In quite simple words, valuation is the monetary value of the company. More often than not, internally, all company shareholders agree on a formula or arrangement to determine valuation in the event of a partner’s demise or exit, which is also ideally documented and captured in all relevant agreements and communications within the firm, whether partnership, private limited, or public companies. When looking for venture or angel financing, the valuation is, honestly, whatever the entrepreneur can convince investors to agree on.
The difference between pre-money valuation and post-money valuation is also very simple. Pre-money refers to the company’s value before receiving funding.

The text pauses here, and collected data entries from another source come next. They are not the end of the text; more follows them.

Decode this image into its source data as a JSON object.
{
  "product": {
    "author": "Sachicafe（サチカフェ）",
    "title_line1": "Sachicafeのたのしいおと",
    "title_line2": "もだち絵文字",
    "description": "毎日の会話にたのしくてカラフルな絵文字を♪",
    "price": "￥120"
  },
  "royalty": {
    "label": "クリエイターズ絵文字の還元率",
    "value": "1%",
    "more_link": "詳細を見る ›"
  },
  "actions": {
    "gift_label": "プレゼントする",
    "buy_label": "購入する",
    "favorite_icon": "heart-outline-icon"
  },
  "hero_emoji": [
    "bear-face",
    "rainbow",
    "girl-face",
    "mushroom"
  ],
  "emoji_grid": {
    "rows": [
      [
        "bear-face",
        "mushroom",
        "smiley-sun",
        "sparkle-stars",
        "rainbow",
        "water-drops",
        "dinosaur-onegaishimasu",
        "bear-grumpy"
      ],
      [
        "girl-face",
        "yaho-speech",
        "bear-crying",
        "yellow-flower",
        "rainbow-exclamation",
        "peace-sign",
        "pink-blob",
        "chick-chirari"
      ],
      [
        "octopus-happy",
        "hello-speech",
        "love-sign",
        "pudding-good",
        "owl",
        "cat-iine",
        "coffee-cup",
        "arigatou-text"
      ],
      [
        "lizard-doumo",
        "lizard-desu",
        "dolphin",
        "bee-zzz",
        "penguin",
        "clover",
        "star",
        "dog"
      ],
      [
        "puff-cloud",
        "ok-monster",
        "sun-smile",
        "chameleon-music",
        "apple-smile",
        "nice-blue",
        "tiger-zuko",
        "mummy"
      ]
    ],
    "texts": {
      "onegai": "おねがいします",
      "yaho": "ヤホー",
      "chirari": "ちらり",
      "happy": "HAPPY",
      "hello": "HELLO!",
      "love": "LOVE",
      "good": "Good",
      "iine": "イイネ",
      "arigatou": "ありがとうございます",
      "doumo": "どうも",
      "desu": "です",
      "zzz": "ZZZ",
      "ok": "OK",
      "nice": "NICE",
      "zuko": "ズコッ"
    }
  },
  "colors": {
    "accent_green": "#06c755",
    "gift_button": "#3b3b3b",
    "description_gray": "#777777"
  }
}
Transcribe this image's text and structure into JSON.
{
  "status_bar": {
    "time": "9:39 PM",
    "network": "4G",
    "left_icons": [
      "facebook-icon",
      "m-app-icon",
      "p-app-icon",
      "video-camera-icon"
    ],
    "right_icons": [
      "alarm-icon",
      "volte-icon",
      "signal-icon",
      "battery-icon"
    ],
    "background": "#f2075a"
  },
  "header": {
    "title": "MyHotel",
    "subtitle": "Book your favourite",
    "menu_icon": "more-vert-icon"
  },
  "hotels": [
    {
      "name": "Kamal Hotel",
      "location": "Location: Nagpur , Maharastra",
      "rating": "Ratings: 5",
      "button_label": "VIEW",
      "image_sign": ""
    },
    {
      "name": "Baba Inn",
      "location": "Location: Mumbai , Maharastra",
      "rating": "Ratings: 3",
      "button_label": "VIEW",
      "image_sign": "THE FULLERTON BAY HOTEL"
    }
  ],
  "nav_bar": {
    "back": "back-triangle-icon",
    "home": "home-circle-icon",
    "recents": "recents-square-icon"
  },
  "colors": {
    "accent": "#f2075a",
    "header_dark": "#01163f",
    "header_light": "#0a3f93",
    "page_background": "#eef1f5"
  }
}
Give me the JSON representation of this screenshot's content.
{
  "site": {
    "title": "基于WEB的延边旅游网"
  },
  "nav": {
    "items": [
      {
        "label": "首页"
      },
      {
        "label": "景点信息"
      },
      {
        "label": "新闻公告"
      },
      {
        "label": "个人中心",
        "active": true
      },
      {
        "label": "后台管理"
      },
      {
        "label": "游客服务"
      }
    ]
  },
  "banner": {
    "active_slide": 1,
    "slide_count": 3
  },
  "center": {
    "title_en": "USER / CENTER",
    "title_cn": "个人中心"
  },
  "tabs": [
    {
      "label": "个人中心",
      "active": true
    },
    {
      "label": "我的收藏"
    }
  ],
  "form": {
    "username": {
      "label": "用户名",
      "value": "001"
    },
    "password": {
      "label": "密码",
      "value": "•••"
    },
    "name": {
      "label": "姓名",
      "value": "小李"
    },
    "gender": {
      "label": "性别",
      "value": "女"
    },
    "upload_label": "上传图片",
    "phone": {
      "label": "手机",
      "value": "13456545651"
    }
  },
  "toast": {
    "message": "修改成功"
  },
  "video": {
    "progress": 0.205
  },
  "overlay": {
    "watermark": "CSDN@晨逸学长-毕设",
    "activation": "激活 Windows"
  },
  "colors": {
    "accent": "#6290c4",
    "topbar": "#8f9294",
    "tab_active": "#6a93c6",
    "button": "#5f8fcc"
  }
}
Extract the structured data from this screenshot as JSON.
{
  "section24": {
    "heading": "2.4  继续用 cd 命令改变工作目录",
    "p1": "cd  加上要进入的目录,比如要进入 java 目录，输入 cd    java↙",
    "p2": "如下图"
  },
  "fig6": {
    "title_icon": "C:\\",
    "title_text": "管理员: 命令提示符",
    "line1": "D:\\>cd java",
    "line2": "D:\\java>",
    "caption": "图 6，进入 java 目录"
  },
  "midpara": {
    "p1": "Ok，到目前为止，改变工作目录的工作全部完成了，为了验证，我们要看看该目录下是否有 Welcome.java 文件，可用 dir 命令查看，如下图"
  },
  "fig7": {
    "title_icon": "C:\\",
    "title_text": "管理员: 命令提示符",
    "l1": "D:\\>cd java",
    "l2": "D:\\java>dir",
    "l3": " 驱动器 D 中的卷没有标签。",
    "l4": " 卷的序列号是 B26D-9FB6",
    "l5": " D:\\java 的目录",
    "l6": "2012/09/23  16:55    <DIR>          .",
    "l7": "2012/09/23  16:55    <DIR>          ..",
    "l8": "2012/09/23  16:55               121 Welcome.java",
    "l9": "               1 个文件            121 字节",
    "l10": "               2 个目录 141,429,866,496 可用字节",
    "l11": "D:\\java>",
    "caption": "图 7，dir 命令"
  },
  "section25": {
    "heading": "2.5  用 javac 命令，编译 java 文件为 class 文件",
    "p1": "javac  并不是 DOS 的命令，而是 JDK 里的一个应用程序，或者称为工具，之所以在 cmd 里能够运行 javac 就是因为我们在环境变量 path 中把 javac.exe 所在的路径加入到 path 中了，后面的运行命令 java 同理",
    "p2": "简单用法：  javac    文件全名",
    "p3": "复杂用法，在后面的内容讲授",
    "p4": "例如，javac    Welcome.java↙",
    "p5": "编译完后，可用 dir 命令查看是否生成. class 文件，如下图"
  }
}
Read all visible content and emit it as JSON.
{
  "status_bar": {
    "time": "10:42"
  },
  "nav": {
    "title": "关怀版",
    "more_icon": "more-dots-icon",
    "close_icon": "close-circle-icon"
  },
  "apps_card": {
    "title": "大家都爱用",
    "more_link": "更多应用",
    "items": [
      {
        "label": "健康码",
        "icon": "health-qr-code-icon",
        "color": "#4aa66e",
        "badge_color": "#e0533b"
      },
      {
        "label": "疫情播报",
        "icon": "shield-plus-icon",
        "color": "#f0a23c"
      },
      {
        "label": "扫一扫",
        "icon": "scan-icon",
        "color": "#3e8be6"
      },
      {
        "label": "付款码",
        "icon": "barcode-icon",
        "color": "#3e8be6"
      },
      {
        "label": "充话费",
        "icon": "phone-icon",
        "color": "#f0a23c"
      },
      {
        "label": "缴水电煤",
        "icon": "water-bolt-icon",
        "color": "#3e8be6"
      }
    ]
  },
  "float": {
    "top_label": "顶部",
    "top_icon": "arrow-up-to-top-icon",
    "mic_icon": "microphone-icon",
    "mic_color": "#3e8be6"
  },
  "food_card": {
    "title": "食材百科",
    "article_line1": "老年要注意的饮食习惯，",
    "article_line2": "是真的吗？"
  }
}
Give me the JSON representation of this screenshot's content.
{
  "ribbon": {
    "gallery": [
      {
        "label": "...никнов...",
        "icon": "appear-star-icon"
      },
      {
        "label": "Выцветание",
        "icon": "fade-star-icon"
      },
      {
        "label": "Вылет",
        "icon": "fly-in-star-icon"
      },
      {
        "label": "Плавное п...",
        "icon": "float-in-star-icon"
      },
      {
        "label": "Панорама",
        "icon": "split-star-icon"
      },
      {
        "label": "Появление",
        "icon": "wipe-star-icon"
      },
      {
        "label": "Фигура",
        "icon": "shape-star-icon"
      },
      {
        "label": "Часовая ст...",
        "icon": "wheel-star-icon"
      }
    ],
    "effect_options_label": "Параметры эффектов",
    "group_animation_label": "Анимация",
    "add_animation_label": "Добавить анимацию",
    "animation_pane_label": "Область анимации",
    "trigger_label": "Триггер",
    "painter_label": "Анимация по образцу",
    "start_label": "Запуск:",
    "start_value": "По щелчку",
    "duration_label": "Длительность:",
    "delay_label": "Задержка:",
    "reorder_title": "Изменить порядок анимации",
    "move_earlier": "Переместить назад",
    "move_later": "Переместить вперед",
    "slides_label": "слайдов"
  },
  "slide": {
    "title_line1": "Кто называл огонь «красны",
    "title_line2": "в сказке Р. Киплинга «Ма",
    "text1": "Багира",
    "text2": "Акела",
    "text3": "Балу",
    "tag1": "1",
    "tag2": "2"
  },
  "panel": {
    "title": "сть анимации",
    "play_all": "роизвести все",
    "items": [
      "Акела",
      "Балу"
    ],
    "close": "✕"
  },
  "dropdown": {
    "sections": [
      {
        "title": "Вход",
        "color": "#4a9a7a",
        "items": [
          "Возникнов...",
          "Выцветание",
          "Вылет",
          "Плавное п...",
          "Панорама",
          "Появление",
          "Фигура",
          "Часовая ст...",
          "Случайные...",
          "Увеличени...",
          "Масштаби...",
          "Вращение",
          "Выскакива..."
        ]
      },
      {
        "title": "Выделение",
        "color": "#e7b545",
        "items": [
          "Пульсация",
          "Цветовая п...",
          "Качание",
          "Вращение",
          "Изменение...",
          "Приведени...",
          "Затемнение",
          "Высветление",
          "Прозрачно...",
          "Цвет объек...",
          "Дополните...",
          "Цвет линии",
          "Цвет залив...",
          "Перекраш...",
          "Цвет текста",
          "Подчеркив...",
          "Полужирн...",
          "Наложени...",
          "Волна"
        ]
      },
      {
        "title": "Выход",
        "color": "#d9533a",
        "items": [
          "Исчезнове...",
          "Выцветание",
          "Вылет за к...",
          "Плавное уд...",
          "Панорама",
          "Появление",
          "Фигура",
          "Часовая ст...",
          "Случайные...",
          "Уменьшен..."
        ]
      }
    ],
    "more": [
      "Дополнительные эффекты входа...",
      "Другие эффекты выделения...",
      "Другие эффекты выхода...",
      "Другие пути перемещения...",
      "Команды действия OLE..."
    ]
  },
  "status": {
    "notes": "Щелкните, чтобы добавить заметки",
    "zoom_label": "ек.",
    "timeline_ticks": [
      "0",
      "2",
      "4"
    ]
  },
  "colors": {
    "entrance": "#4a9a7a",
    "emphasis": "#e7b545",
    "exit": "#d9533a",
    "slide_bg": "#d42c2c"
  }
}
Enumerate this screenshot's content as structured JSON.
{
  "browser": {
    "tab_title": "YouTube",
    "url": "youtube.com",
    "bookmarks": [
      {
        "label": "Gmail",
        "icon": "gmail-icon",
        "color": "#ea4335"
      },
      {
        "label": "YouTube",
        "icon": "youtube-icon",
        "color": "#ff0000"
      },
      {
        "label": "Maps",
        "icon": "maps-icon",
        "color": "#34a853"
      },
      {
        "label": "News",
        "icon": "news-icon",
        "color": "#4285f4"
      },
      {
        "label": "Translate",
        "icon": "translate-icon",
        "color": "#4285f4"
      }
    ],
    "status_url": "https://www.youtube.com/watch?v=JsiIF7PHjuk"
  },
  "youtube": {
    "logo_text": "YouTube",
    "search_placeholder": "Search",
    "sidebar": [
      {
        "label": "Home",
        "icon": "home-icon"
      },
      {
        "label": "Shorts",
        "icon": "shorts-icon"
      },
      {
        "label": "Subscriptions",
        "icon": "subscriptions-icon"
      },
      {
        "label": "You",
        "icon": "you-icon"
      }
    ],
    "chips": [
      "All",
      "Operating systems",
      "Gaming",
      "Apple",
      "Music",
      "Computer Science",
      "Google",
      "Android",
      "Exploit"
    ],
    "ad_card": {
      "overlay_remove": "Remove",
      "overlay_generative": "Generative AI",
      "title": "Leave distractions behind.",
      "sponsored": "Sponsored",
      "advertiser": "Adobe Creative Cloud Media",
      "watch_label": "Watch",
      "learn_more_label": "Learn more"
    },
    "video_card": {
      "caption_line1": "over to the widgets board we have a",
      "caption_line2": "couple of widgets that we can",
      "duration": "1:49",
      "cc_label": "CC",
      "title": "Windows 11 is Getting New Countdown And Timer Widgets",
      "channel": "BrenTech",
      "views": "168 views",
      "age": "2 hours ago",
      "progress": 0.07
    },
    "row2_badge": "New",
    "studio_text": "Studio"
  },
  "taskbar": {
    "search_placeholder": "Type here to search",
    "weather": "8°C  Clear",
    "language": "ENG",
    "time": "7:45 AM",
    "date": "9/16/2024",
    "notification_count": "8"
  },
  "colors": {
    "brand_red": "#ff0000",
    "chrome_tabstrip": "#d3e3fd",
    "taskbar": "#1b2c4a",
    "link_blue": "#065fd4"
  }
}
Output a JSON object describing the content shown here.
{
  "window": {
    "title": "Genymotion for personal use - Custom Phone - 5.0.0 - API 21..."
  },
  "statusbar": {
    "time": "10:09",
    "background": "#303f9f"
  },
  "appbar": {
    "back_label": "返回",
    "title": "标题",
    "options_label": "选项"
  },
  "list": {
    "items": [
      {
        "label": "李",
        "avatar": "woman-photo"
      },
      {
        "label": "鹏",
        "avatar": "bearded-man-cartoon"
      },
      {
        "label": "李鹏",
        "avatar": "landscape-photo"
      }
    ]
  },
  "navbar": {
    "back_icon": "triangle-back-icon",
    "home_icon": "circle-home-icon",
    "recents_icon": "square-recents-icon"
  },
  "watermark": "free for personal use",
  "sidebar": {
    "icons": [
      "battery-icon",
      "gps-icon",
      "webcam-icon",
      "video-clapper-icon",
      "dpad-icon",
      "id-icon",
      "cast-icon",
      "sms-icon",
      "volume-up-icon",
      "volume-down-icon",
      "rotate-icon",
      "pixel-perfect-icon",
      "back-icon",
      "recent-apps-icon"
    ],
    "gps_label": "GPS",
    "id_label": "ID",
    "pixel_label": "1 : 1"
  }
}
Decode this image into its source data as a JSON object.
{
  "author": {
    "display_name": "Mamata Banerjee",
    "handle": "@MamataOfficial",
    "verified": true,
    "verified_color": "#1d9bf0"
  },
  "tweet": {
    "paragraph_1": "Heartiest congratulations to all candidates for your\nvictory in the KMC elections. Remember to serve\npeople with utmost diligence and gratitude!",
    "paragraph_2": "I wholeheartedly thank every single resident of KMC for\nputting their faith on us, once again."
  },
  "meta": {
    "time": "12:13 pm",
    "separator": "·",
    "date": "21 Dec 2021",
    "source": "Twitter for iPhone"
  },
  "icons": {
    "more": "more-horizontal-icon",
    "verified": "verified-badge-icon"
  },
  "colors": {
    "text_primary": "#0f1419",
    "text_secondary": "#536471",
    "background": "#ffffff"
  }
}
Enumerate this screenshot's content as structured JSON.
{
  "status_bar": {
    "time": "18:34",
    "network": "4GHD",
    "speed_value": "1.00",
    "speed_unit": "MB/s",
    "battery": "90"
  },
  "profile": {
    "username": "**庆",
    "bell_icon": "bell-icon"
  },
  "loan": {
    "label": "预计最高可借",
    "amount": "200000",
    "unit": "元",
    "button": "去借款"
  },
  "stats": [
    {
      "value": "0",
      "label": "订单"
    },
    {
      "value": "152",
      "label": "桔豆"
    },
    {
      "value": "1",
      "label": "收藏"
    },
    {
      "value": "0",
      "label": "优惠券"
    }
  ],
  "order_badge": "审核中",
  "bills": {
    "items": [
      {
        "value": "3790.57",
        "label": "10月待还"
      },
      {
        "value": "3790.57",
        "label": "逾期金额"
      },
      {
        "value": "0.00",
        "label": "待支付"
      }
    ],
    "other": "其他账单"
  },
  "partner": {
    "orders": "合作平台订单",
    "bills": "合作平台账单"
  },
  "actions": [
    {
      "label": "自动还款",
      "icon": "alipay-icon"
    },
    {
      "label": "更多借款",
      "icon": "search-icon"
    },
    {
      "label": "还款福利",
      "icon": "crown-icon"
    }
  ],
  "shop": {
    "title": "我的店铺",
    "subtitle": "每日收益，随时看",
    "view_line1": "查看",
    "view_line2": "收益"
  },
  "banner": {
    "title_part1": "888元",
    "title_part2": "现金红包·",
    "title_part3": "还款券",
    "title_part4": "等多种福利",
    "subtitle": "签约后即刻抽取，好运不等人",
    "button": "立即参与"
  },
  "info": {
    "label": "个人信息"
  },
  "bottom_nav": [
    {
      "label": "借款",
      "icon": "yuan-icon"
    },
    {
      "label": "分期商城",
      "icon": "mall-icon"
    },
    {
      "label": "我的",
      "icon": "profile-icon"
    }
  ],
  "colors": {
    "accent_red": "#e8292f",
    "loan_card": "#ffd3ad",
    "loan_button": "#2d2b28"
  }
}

These terms are important because they determine the equity stake the entrepreneur will give up during the funding round.
Post-money valuation = pre-money valuation + new funding
Let us understand this with an example. Say a venture firm agrees to a pre-money valuation of $10 million for the company. If they decide to invest $5 million, that makes the company’s post-money valuation $15 million. Here, the investor’s $5 million stake means they are left with 33% ownership of the company ($5 million/$15 million).
Let's consider a counterexample. Say the company was valued at $10 million post-money instead, implying a $5 million pre-money valuation. This means that the investor’s $5 million counts as half the company’s valuation. The investor comes away with 50% of the company in this scenario, rather than 33%. Given the difference in equity, one can see how important it is to have a clarity on pre- and post-money valuations when discussing investment terms.